In support of its position, the court cited to the dictum in Langhorne v. Richmond Railway Company limiting oyer to deeds and letters probate or for administration, she wrote. “But in support of this statement, the [Langhorne] Court relied neither on case law nor on established precedent.” In effect, there was no basis for the limitation placed on motions craving oyer.

The dictum in Langhorne limiting oyer to deeds and letters probate or for administration “is not supported in Virginia jurisprudence nor should it be supported,” Reynolds added in her article. “Such limitations allow selective reliance on documents to assert claims for which there may be no basis were the entire document considered by the court. These limitations deprive defendants of a demurrer opportunity and unnecessarily prolong litigation with the resultant increases in costs to defendants and misuse of court resources.”

In the article, Reynolds highlighted Virginia trial court cases, as early as the 1780s, that shaped oyer concepts and recognized their importance. In 1847, she noted, “The Supreme Court of Virginia stated that a defendant must crave oyer of a promissory note if the defendant wanted to demur to the complaint asserting nonpayment. The Court reversed the trial court’s decision to sustain the demurrer because the note was not part of the initial pleading. In essence, the Court articulated an obligation on the part of the defendant to crave oyer of the debt instrument.”
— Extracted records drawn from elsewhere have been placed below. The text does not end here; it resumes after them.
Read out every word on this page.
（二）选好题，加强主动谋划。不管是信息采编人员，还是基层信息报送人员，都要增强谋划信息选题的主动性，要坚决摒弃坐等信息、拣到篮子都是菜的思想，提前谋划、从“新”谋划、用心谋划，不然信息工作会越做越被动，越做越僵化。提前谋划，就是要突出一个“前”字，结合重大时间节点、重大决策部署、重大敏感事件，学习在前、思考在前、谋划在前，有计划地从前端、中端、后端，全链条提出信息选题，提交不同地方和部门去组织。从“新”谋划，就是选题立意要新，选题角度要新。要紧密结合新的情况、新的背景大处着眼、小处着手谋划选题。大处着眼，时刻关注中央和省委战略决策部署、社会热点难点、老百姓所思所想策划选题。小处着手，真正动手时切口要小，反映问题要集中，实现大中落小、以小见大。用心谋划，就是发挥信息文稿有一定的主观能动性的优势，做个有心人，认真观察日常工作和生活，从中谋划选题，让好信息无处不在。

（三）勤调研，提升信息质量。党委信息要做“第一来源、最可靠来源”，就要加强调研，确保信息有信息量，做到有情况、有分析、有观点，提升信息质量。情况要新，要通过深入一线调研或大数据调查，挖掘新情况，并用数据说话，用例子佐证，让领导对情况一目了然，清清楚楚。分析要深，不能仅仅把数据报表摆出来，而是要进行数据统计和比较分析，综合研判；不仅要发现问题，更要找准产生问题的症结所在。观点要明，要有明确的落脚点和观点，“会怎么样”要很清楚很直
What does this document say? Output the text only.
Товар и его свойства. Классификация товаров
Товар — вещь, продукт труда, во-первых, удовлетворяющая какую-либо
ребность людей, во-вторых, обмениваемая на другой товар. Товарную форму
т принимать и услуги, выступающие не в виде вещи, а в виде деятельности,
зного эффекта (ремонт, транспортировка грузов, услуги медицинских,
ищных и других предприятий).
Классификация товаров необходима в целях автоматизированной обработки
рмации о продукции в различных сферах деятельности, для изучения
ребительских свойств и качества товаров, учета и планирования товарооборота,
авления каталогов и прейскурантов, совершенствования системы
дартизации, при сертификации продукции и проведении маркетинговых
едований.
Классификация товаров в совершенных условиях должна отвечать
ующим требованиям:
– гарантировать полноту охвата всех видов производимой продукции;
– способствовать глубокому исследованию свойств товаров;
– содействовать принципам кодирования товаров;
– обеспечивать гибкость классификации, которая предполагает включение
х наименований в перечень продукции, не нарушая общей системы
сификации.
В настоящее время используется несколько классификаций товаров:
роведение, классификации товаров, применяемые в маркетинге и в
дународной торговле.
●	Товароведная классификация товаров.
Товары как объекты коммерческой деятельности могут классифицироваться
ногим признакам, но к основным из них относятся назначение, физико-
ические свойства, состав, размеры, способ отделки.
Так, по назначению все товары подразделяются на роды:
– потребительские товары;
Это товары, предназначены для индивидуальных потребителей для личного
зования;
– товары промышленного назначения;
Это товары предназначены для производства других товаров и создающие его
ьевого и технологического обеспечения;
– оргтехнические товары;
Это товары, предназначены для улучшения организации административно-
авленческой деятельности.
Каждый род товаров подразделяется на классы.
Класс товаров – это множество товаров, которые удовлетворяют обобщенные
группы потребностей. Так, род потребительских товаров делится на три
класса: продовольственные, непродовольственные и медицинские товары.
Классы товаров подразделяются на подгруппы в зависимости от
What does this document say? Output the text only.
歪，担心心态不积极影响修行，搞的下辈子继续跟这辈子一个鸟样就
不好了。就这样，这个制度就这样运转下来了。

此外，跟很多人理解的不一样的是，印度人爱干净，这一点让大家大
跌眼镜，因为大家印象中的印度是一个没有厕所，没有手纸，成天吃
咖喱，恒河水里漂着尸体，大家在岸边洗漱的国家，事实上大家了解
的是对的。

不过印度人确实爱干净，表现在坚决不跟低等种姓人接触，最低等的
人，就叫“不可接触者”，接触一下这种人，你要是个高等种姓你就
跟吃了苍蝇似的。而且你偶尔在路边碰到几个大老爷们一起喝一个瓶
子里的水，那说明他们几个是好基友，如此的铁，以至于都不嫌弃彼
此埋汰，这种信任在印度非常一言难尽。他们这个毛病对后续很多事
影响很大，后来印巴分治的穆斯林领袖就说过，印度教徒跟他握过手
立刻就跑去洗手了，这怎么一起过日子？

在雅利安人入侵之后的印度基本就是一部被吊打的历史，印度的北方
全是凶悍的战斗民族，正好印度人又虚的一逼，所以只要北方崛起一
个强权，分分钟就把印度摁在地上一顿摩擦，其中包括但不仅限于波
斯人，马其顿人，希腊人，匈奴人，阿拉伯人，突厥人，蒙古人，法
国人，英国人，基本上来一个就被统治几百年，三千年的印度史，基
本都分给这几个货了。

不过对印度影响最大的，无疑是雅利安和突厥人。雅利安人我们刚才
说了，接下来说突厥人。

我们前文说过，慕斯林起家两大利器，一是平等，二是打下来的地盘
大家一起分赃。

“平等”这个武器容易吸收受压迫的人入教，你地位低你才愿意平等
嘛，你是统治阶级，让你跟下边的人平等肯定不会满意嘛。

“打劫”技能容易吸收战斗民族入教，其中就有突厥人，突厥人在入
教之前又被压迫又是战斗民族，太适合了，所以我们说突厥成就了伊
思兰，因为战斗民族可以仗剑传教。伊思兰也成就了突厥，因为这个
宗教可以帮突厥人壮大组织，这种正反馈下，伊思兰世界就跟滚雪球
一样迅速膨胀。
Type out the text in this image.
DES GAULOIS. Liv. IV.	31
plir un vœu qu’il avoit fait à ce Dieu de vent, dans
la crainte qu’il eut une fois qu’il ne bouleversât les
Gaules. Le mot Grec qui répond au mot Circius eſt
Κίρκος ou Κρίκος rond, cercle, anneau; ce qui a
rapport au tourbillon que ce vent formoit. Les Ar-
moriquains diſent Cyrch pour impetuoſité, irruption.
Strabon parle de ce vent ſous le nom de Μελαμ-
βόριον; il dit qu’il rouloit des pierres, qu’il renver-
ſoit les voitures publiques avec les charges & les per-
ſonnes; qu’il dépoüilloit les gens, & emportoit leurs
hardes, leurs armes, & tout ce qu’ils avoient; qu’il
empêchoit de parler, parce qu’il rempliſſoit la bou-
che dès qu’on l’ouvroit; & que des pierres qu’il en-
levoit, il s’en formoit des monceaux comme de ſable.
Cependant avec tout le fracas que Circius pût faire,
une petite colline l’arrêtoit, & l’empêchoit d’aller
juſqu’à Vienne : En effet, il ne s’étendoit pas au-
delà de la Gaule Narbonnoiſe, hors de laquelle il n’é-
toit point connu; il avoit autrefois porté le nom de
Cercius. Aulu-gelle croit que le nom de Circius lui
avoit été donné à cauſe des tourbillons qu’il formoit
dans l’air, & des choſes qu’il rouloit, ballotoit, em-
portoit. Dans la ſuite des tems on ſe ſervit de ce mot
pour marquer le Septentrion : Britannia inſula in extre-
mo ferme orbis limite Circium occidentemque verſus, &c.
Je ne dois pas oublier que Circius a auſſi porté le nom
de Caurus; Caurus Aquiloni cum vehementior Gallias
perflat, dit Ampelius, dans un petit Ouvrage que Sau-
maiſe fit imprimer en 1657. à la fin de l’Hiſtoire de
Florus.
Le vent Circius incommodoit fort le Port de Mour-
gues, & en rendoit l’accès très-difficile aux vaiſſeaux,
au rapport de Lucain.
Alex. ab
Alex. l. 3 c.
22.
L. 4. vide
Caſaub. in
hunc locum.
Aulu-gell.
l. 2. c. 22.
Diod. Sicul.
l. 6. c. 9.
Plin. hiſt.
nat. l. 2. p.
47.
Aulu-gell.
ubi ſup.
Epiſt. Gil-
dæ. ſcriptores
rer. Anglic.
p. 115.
In recent history — Ward’s Equipment, Inc. v. New Holland North America, Inc. — the Supreme Court of Virginia stated that when a party’s factual allegations are contradicted by the authentic and unambiguous documents included through an oyer motion, the complaint’s factual allegations may be ignored, Reynolds added. Further, in a variety of other cases — as recently as 2017 in Hale v. Town of Warrenton — the Virginia Supreme Court did not reject the use of documents included with the complaints, pursuant to oyer motions.

The limitations proposed in the Antigone case deprive the courts of an essential function: the ability to dispose of baseless cases early in the litigation, wrote Reynolds. “The circuit court of Virginia should be made aware of these attempts to limit the Oyer Doctrine and should be encouraged to squash them,” she asserted.